Кажется, что Марселен Дефурно выбрал для своей книги одну из самых мрачных периодов в истории средневековой Франции, когда Франция испытала на себе все возможные невзгоды – безумие короля; кровавые распри принцев при дворе; рейды англичан; бесчинства наемников и солдатни, в поисках наживы рыскавшей по всей территории королевства и опустошавшей все на своем пути; грабеж крестьян, которые, потеряв всякую надежду на спокойную жизнь, уходили в леса и грабили всякого, кто попадался им на пути, будь то свой или чужой. Но как ни парадоксально, эта эпоха известна расцветом искусства и культуры, активным архитектурным строительством, меценатством принцев королевской крови, собиравших при своих дворах прославленных поэтов, миниатюристов, художников. При княжеских дворах того времени постоянно устраивались турниры, суды любви, пышные спектакли и представления. Но реальность постепенно менялась. В своей книге Марселен Дефурно отметил, сколь глубокая пропасть образовывалась в начале XV в. между идеальными представлениями рыцарственного общества и миром, который существовал за его пределами. Именно благодаря этой противоречивости эпоха Жанны д'Арк и является необычайно интересной для любого исследователя и читателя.

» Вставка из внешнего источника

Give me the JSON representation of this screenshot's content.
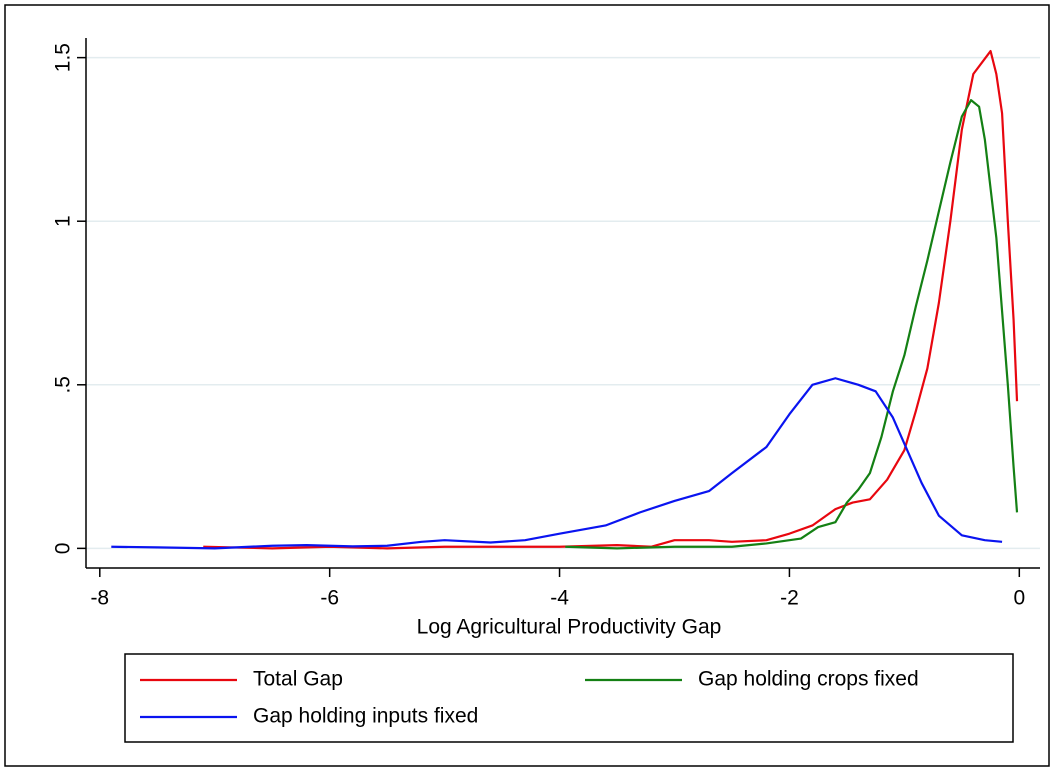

Жанр повседневной жизни позволяет взглянуть на средневекового человека с более близкого расстояния, нежели большинство общих исследований, рассматривавших историю Средневековья с «высоты птичьего полета». Книга М. Дефурно примечательна также и тем, что в ней читатель может встретить детали, как правило, остающиеся за рамками солидного исторического труда, но необходимые для того, чтобы представить себе полную картину происходящего. К примеру, об истории военного искусства в Средние века написана не одна книга; но Дефурно посвящает целые страницы описанию быта и времяпрепровождения враждебных гарнизонов двух крепостей – английской и французской, – влачивших жалкое существование в отсутствие денег и продовольствия, главной целью своего существования ставивших бесконечный спор за корову, снабжавшую молоком славных вояк. Это позволяет по-иному взглянуть на то, как велась война в XV в. и какими средствами располагали противники.
Карачинский А. Ю.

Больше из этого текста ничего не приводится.